Ripples in a Pond
"When we’re kind we inspire others to be kind, and it actually creates a ripple effect that spreads outwards to our friends’ friends’ friends – to three degrees of separation."
~ David R. Hamilton, PhD
"Sometimes—especially in the face of big issues with no easy solutions—it’s easy to forget that every kindness has a ripple, and even if we can’t solve the problem, we can alleviate the suffering or lighten the load for one person."
~ Donna Cameron
I have always loved watching ripples on a pond and have been long fascinated by their implications. That one little action like dropping a small stone into a big (or small) body of water might cause ripples far beyond what we can see, possibly having effects that we cannot see.
And how the ripples we cause with our single stone might impact folx on the receiving end in simple ways. One day as I was entering a store I held the door open for someone who I could easily see thought I had rushed ahead in order to scramble through the door before her. But when she saw that I’d actually moved forward to hold the door open, her face lit up in a beautiful smile and there was a wonderful exchange of energy between us. I hope the rest of her day was as good as that moment.

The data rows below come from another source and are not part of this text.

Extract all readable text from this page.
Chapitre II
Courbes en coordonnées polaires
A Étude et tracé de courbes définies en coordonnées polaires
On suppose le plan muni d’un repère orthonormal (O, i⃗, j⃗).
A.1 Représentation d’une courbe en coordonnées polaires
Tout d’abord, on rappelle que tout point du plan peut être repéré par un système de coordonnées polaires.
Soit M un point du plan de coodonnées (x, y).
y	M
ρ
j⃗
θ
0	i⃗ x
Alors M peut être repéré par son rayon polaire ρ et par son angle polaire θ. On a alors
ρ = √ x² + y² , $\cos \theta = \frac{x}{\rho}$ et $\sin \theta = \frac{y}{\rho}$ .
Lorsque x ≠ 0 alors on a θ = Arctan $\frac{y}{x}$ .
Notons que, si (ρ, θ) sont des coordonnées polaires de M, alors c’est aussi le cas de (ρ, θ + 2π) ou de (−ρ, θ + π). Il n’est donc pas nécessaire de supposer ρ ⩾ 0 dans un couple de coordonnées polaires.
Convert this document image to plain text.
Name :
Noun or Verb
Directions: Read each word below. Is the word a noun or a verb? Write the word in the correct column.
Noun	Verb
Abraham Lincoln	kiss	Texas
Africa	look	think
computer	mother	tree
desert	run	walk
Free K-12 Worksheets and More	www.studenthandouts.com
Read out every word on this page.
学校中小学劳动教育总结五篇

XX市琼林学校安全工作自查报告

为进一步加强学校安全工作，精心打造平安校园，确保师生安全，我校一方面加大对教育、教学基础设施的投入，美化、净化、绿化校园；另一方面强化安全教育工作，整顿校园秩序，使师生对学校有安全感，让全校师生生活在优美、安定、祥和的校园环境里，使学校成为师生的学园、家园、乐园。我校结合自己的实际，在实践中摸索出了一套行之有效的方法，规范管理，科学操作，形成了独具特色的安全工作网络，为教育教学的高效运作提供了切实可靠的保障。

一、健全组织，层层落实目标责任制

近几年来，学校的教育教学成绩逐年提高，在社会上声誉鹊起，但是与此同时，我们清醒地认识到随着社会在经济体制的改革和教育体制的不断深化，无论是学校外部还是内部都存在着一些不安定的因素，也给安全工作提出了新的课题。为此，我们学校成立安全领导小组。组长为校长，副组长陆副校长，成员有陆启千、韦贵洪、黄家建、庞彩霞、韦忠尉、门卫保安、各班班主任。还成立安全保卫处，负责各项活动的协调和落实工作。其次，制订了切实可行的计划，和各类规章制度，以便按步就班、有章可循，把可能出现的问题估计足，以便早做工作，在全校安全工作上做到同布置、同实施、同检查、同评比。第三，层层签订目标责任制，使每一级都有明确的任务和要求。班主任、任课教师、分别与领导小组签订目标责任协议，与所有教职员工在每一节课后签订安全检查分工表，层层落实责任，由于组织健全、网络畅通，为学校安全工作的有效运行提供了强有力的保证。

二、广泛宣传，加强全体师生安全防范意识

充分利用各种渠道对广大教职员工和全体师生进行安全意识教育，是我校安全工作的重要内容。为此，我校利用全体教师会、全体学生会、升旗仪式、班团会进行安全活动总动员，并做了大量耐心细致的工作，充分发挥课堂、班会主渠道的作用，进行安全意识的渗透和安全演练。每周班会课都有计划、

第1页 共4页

The kindness of others towards me fills my cup with their goodwill and inspires me to share likewise with someone else. And there are times when I am a witness to the kindness of others toward someone else and it inspires me to be a little bit better in the world myself. These are ripples of kindness, extending out to (at least) three degrees of separation.

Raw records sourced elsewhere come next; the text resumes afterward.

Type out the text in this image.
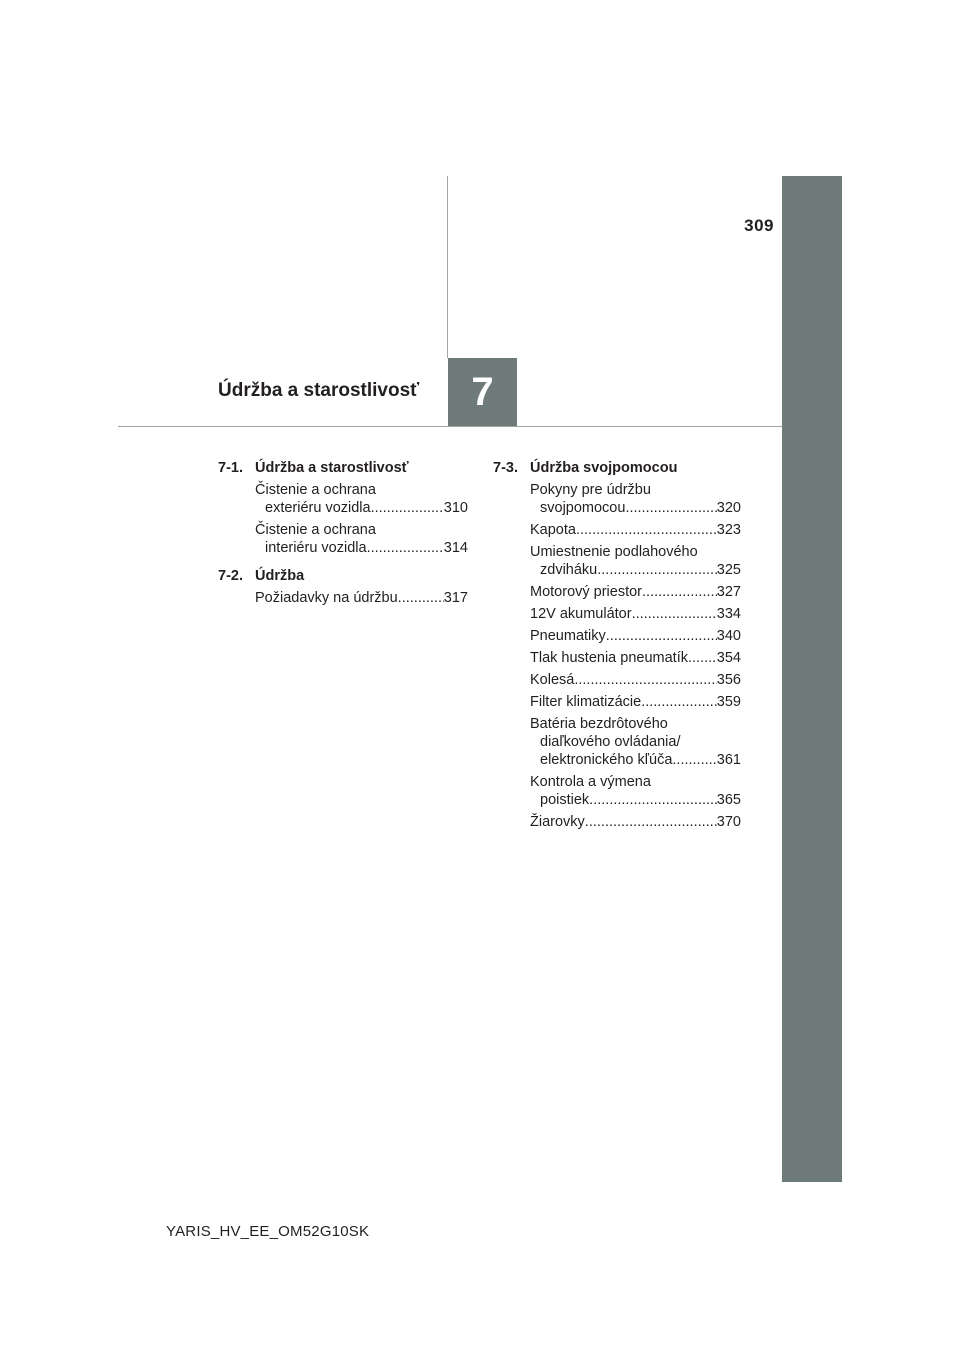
309
7
Údržba a starostlivosť
7-1. Údržba a starostlivosť
Čistenie a ochrana
exteriéru vozidla .....	310
Čistenie a ochrana
interiéru vozidla .....	314
7-2. Údržba
Požiadavky na údržbu .....	317
7-3. Údržba svojpomocou
Pokyny pre údržbu
svojpomocou .....	320
Kapota .....	323
Umiestnenie podlahového
zdviháku .....	325
Motorový priestor .....	327
12V akumulátor .....	334
Pneumatiky .....	340
Tlak hustenia pneumatík ..... 354
Kolesá .....	356
Filter klimatizácie .....	359
Batéria bezdrôtového
diaľkového ovládania/
elektronického kľúča .....	361
Kontrola a výmena
poistiek .....	365
Žiarovky .....	370
YARIS_HV_EE_OM52G10SK
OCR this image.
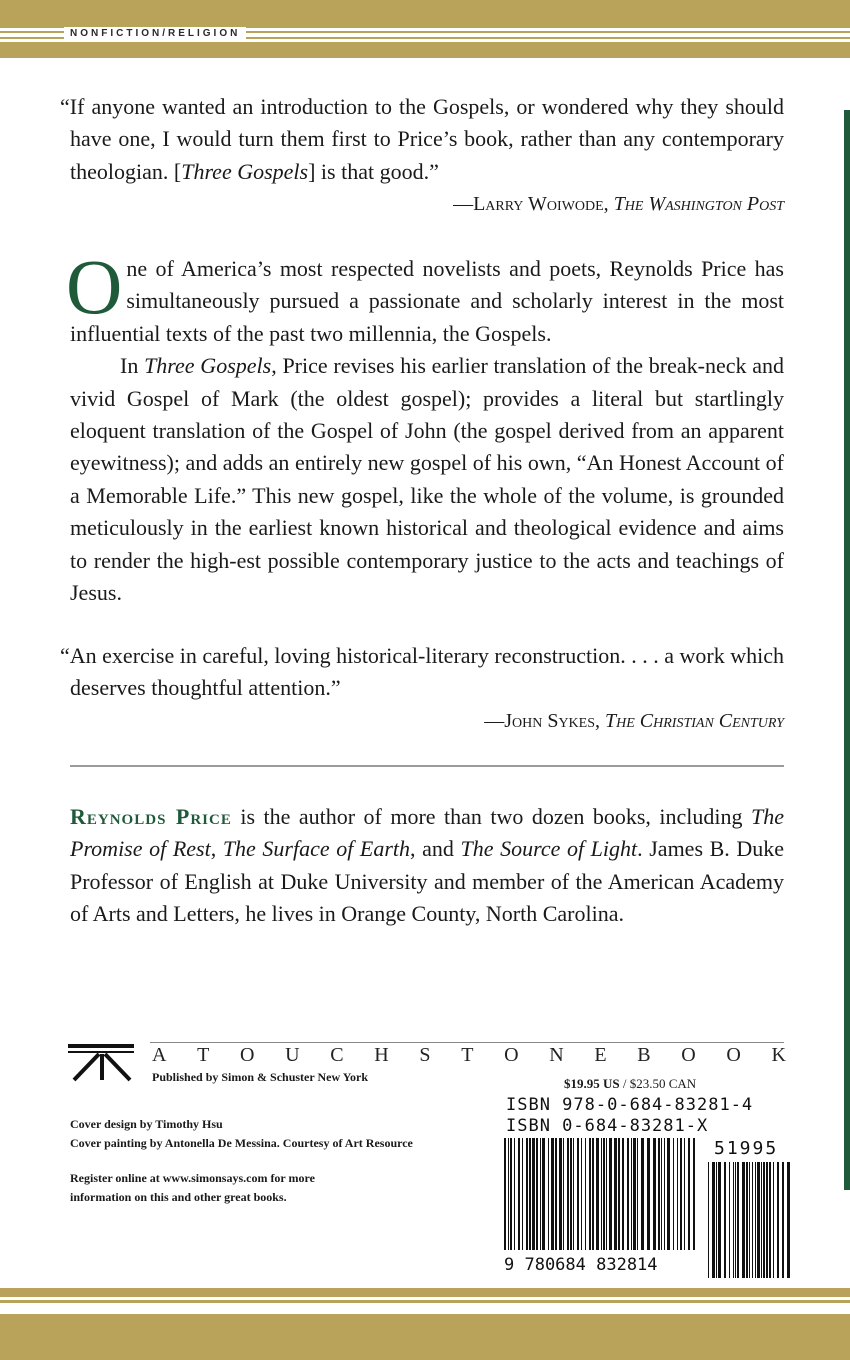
NONFICTION/RELIGION

“If anyone wanted an introduction to the Gospels, or wondered why they should have one, I would turn them first to Price’s book, rather than any contemporary theologian. [Three Gospels] is that good.”

—Larry Woiwode, The Washington Post

One of America’s most respected novelists and poets, Reynolds Price has simultaneously pursued a passionate and scholarly interest in the most influential texts of the past two millennia, the Gospels.

In Three Gospels, Price revises his earlier translation of the break-neck and vivid Gospel of Mark (the oldest gospel); provides a literal but startlingly eloquent translation of the Gospel of John (the gospel derived from an apparent eyewitness); and adds an entirely new gospel of his own, “An Honest Account of a Memorable Life.” This new gospel, like the whole of the volume, is grounded meticulously in the earliest known historical and theological evidence and aims to render the high-est possible contemporary justice to the acts and teachings of Jesus.

“An exercise in careful, loving historical-literary reconstruction. . . . a work which deserves thoughtful attention.”

—John Sykes, The Christian Century

Reynolds Price is the author of more than two dozen books, including The Promise of Rest, The Surface of Earth, and The Source of Light. James B. Duke Professor of English at Duke University and member of the American Academy of Arts and Letters, he lives in Orange County, North Carolina.

A T O U C H S T O N E B O O K
Published by Simon & Schuster New York	$19.95 US / $23.50 CAN
ISBN 978-0-684-83281-4
ISBN 0-684-83281-X
51995
9 780684 832814
Cover design by Timothy Hsu
Cover painting by Antonella De Messina. Courtesy of Art Resource
Register online at www.simonsays.com for more
information on this and other great books.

But what is even more significant is how our kindness toward one person might relieve some of the suffering and heartache in the world. As I have become more greatly involved in justice and human rights work of all kinds, I am ever more conscious of suffering all over the planet, the suffering of human beings, the suffering of beings in nature, and of the planet itself.
It is so overwhelming to think of it all at once, especially when those with power to call into action massive change for the betterment of all seem to prefer a willful and ruthless ignorance, or to only gesture, or make moves that amount to shaking a flimsy stick at it all.

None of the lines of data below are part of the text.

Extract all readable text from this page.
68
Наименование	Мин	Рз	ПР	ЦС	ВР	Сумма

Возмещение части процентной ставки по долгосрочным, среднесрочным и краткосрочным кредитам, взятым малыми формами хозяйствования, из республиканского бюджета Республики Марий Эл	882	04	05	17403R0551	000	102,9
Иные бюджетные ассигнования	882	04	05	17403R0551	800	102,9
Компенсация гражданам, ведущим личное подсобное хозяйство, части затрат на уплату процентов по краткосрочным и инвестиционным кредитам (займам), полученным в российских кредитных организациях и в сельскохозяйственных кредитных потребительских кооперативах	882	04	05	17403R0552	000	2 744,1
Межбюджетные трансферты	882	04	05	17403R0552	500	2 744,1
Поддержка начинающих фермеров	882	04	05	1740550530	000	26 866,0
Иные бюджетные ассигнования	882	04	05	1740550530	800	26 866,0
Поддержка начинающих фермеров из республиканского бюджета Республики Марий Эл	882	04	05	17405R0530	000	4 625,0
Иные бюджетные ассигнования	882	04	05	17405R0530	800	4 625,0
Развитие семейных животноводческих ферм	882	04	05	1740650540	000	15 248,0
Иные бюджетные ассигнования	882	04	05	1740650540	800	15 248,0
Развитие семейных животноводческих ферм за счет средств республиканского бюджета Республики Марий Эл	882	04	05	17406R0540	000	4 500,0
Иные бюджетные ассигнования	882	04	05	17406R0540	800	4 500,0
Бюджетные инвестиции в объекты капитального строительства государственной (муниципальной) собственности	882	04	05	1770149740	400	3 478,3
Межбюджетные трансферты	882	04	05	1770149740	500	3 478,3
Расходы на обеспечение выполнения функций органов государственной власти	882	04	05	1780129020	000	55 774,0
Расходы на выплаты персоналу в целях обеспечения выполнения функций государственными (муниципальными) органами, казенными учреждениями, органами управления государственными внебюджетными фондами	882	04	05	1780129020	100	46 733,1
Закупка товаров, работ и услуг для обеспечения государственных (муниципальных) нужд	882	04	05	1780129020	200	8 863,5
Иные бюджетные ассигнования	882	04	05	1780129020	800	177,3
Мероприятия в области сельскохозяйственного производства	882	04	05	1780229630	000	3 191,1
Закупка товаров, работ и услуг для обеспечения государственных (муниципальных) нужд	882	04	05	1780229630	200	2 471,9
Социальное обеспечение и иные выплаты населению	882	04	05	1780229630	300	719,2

What generally helps me in this is the knowledge that the rest of us can do one good thing right where we are. The inner assurance and faith I have that each of our singular acts can be as small stones of kindness dropped into the huge pond of the collective suffering of the earth and its beings and will ripple out to impact others. That perhaps something we might say or do or the resources we offer are indeed saving a life in ways we might not understand or imagine. Or that we are, with clear intention, acting to cause systemic change.
None of us can do it all and some things really do seem intractable, so embedded in our cultures and ways of being as they are. How about we embrace our evolution rather than causing extinction? And as the slow painstaking process of evolution does its work, if we give our focus to whatever it is that has landed right here before each of us, then we’ve got plenty to do and would have done plenty. One small stone at a time rippling in the huge pond of the world.
What’s Sustaining Me
Reading: Widening the Circle of Concern: Report of the UUA Commission on Institutional Change. How long-term structural and systemic change regarding racism can occur within Unitarian Universalism.
Watching: The Voice. Makes me smile, laugh, and even cry from time to time. A simple joyful pleasure.
Listening to: Inspiration, by Sheku Kanneh-Mason. Beautiful debut album by the gifted cellist who played at the 2018 British royal wedding. Yes, I love cello music.
Learning from: Memories of my dog Bear, who died in February. During our walks, he taught me to stop, close my eyes, put my nose in the air and breathe and listen. To be present.
Giving me joy: The impossibly wild and unreal-looking pumpkins that were in front of the Sprouts grocery store on Hwy 54 in Durham. Like magical pumpkins with warts from a folktale.